L’accord de Paix signé fin juin à Washington entre la République démocratique du Congo et le Rwanda sous l’égide des Etats-Unis, s’il constitue une étape vers un règlement d’un conflit qui ensanglante la région des Grands Lacs depuis plus de 30 ans, fige surtout la situation politico-militaire sur le terrain. Tout profit pour l’Alliance Fleuve Congo et de son bras armé le mouvement du 23 Mars (AFC/M23) et surtout pour leur mentor, le régime rwandais.
Un groupe d’expert des Nations Unies vient de rendre ce 3 juillet un rapport au Secrétaire général des Nations Unies sur la situation à l’Est, qui depuis 6 mois échappe au contrôle de Kinshasa. Il est accablant. Ce sont les civils qui paient le plus lourd tribut « en subissant des déplacements massifs, l’insécurité , et de graves violations du droit international humanitaire et du droit international relatif aux droits humains. » selon le rapport onusien. Les experts concluent que : « des éléments de l’AFC/M23 et des FDR ont mené une campagne systématique de répression dans les zones occupées, y compris des exécutions extrajudiciaires, des arrestations arbitraires, des actes de torture, des disparitions forcées et des raids nocturnes sur des hôpitaux. Pendant ce temps, les combattants des FARDC et de Wazalendo en retraite ont commis des pillages généralisés, des violences sexuelles et des meurtres. La réintégration des soldats des FARDC accusés de graves violations a renforcé l’impunité dans les rangs des FARDC ».
En six mois d’occupation, l’ AFC/M23 a renforcé son pouvoir sur les deux Kivu. Il contrôle aujourd’hui des zones stratégiques et riches en minéraux qui partent principalement vers le Rwanda.
«Toutes les parties au conflit ont commis des représailles meurtrières »
Si la conquête des Kivu a été rendue possible grâce à l’appui des FDR (armée rwandaise), celle-ci s’est en partie retirée, note le rapport, mais L’AFC/M23 s’est renforcée par « un recrutement forcé et volontaire à grande échelle, y compris des soldats des FARDC (force armée de la RDC) et de certains anciens supplétifs de Kinshasa des Wazalendo, qui ont changé d’allégeance et intégré au M23 après une formation militaire et idéologique obligatoire, qui a mis l’accent sur le retour des réfugiés congolais et le renversement du gouvernement de Kinshasa comme principaux objectifs de la rébellion ».

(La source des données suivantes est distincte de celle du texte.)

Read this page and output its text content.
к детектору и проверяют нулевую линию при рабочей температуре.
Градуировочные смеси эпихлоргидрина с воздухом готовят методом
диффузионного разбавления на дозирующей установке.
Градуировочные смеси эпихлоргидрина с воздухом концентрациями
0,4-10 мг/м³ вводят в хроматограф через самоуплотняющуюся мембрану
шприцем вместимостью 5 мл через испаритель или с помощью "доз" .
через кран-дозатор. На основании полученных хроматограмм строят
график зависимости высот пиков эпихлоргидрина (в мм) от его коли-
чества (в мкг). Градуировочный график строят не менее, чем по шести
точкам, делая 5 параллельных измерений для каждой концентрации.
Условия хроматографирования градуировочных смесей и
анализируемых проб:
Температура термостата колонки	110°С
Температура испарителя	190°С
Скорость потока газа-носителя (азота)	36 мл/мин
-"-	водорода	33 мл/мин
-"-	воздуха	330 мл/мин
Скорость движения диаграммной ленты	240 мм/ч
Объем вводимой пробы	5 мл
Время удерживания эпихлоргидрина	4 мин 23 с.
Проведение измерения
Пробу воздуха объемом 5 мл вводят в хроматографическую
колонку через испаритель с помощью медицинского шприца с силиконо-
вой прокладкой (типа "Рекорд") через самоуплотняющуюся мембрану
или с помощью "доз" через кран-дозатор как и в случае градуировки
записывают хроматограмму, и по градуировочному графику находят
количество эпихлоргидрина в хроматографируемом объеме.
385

Depuis six mois tous les liens avec Kinshasa ont été rompus. Tout profit pour le Rwanda sur lequel le nouveau régime et sa nouvelle administration s’appuie – une administration parallèle dont les structures visent à consolider le contrôle et à générer des profits. Selon les experts : « L’exploitation minière illégale dans les territoires contrôlés par AFC/M23, la contrebande vers le Rwanda de minéraux non éligibles au commerce, le mélange de ces minéraux avec la production rwandaise et leur exportation ultérieure vers des acteurs en aval ont atteint des niveaux sans précédent. Cela posait une menace sérieuse à l’intégrité et à la crédibilité de la traçabilité des minéraux et mettait en péril le commerce des minéraux « 3T » (étain, tantale et tungstène) ».
Le rôle trouble de l’Ouganda
Marquée par l’instabilité et les conflits interethniques entre Hemas et Lendus depuis plus de 20 ans c’est l’implication de l’Ouganda est également dénoncée. Kampala a déployé des troupes dans les régions aurifères de Djugu et Mahagi. En théorie pour pacifier la région, mais avec la complicité de certains Congolais, membres des parlements provinciaux et nationaux, l’or de l’Ituri est illicitement introduit en contrebande, principalement par Kampala ».
Enfin, le rapport de 44 pages souligne les tensions persistantes entre le Rwanda soutien de AFC/M23 et le Burundi allié militaire de la RDC. Ainsi malgré l’accord de paix signé le mois dernier à Washington entre Kinshasa et Kigali, la région des Grands Lacs est loin d’être pacifiée.